Obama on Christianity and Politics
Senator Barack Obama, an Illinois Democrat, recently delivered the keynote address for Call to Renewal’s Building a Covenant for a New America conference. Keith Plummer (here) and Al Mohler (here) both have interesting comments on the adress. Al Mohler points out a contradiction in the senator’s speech. Consider the following two excerpts from his speech:
But what I am suggesting is this - secularists are wrong when they ask believers to leave their religion at the door before entering into the public square. Frederick Douglas, Abraham Lincoln, Williams Jennings Bryant, Dorothy Day, Martin Luther King - indeed, the majority of great reformers in American history - were not only motivated by faith, but repeatedly used religious language to argue for their cause. So to say that men and women should not inject their “personal morality” into public policy debates is a practical absurdity. Our law is by definition a codification of morality, much of it grounded in the Judeo-Christian tradition…
…This brings me to my second point. Democracy demands that the religiously motivated translate their concerns into universal, rather than religion-specific, values. It requires that their proposals be subject to argument, and amenable to reason. I may be opposed to abortion for religious reasons, but if I seek to pass a law banning the practice, I cannot simply point to the teachings of my church or evoke God’s will. I have to explain why abortion violates some principle that is accessible to people of all faiths, including those with no faith at all. Now this is going to be difficult for some who believe in the inerrancy of the Bible, as many evangelicals do. But in a pluralistic democracy, we have no choice. Politics depends on our ability to persuade each other of common aims based on a common reality. It involves the compromise, the art of what’s possible. At some fundamental level, religion does not allow for compromise. It’s the art of the impossible.
Obama states that believers do not have to “leave religion at the door”, throughout history have been “motivated by faith”, and “have repeatedly used religious language” in the political arena. After stating that the secularists are wrong, he then reverses stance and states that believers must “explain why abortion violates some principle that is accessible to people of all faiths, including those with no faith at all”. The problem is, as Al Mohler points out, that this requirement simply institutionalizes secularism.
Mohler concludes with these thoughts:
But this is also demanding the impossible. Sen. Obama seems to believe in the myth of a universal reason and rationality that will be compelling to all persons of all faiths, including those of no faith at all. Such principles do not exist in any specific form usable for the making of public policy on, for example, matters of life and death like abortion and human embryo research.
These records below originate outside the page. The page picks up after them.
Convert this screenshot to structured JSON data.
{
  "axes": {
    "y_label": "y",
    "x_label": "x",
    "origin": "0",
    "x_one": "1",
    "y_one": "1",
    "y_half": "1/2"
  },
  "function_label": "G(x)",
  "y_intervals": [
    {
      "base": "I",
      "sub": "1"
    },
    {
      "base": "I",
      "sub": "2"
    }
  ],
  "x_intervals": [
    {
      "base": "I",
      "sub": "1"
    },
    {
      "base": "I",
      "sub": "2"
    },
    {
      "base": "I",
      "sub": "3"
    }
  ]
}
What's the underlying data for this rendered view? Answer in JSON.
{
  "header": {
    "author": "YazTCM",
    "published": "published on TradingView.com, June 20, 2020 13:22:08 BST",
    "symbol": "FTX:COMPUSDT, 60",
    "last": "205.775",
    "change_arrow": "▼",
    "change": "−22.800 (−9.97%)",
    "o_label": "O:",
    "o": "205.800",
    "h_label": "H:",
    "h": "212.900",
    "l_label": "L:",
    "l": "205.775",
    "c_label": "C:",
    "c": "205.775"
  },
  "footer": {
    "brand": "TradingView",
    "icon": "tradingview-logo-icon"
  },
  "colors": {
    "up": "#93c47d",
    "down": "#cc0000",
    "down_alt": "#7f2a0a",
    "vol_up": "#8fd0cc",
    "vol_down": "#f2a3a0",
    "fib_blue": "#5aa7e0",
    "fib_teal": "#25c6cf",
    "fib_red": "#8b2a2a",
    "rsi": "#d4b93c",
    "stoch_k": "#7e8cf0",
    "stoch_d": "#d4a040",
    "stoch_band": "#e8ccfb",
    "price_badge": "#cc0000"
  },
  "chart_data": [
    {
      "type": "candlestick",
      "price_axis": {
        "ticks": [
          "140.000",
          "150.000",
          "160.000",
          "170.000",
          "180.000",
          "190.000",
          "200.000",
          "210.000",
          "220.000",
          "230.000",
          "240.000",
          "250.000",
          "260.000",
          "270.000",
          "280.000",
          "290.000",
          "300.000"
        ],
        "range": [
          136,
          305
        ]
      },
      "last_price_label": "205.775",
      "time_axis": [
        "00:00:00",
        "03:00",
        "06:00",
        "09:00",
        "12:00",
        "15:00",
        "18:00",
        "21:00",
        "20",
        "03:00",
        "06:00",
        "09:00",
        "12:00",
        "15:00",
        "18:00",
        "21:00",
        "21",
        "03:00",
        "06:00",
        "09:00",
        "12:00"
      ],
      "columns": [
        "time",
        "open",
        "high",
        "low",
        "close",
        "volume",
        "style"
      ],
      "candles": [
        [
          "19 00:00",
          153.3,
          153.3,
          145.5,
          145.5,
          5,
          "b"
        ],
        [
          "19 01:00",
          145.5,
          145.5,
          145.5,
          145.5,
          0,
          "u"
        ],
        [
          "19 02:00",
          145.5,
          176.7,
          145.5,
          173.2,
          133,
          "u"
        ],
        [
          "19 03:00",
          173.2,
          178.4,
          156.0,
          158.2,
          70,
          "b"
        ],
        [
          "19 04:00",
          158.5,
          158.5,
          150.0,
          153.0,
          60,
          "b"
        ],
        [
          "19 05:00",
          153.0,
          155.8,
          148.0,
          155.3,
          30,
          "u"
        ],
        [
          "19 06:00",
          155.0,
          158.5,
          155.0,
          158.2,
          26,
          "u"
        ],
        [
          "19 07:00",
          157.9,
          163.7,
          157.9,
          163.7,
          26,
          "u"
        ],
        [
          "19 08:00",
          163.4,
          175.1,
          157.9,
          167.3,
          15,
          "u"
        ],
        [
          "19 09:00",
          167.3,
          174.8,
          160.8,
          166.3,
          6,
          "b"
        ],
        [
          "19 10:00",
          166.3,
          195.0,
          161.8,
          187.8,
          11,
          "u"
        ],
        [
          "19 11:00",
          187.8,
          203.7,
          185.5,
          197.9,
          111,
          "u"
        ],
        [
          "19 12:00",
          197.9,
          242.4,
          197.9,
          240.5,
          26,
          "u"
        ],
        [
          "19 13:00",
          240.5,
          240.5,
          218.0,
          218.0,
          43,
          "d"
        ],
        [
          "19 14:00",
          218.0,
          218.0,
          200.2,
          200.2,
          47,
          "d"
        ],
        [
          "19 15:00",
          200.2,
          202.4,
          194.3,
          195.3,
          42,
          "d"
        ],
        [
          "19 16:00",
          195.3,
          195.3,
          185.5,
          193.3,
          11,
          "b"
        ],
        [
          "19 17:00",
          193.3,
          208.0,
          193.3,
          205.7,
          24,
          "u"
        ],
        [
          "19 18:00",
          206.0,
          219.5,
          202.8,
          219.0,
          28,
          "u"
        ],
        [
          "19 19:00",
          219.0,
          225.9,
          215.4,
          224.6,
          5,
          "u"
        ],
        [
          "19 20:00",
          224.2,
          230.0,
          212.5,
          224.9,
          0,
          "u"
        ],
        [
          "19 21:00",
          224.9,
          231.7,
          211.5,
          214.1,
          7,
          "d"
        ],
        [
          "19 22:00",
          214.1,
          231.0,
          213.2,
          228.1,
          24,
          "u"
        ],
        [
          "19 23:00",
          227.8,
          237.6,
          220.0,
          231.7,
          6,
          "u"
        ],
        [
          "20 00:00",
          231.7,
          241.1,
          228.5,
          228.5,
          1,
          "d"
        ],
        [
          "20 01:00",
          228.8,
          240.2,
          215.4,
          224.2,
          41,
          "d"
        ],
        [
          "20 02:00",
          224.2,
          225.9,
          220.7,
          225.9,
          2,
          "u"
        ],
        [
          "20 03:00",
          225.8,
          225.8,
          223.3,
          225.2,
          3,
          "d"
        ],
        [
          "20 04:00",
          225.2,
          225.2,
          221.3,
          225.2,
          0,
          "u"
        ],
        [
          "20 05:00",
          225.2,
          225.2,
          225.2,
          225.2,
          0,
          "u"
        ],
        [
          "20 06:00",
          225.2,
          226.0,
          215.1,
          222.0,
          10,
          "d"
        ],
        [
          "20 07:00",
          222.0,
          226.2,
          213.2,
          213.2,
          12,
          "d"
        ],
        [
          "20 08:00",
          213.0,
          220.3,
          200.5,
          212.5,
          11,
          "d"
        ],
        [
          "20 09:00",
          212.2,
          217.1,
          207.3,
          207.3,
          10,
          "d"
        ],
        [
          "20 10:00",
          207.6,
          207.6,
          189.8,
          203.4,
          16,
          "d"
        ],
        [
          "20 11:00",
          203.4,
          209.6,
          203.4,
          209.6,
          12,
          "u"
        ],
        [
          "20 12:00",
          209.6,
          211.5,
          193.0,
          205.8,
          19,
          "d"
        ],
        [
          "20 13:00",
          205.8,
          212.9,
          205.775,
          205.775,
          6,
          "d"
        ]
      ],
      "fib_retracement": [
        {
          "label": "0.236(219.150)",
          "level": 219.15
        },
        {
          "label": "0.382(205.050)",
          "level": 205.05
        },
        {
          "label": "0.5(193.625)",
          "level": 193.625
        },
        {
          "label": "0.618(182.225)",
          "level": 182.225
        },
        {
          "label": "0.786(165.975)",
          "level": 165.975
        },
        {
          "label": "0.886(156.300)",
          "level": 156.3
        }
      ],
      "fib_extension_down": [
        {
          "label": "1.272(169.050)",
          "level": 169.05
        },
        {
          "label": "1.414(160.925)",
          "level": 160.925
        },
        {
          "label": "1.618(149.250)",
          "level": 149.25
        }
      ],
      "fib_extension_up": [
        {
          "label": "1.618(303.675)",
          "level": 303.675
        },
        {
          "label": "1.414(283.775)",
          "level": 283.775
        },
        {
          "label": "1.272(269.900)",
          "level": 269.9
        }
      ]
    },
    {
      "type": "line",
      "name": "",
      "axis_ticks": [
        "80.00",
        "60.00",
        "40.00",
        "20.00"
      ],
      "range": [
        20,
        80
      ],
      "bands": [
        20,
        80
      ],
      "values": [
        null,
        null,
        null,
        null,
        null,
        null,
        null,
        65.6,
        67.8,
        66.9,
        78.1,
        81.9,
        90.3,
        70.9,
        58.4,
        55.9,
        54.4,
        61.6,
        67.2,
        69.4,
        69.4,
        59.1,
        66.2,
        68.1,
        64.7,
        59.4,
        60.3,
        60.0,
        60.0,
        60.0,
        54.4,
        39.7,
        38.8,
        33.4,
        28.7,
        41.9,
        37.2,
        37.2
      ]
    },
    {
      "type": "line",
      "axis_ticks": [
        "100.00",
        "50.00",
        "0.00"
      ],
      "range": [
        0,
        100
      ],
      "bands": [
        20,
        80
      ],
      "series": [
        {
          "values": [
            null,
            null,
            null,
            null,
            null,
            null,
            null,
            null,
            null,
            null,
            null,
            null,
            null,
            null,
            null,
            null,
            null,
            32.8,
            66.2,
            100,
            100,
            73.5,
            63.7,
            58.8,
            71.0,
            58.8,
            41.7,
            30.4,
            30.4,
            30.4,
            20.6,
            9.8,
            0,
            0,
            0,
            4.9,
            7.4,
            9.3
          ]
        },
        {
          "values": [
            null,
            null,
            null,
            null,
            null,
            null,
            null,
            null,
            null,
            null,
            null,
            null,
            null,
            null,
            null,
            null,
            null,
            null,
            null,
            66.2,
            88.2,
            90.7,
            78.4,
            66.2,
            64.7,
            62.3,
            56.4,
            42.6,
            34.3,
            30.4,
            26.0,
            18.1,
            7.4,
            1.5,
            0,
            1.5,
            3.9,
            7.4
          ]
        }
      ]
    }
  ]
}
This is secularism with a smile — offered in the form of an invitation for believers to show up, but then only to be allowed to make arguments that are not based in their deepest beliefs.
The senator also made a very interesting and perceptive observation: “Now this is going to be difficult for some who believe in the inerrancy of the Bible, as many evangelicals do. But in a pluralistic society, we have no choice.”
That is a truly remarkable statement. He recognizes that those who believe in the authority and inerrancy of the Bible must, of necessity, make some arguments on the basis of that revelation. Nevertheless, this is just not to be allowed in our “pluralistic society.”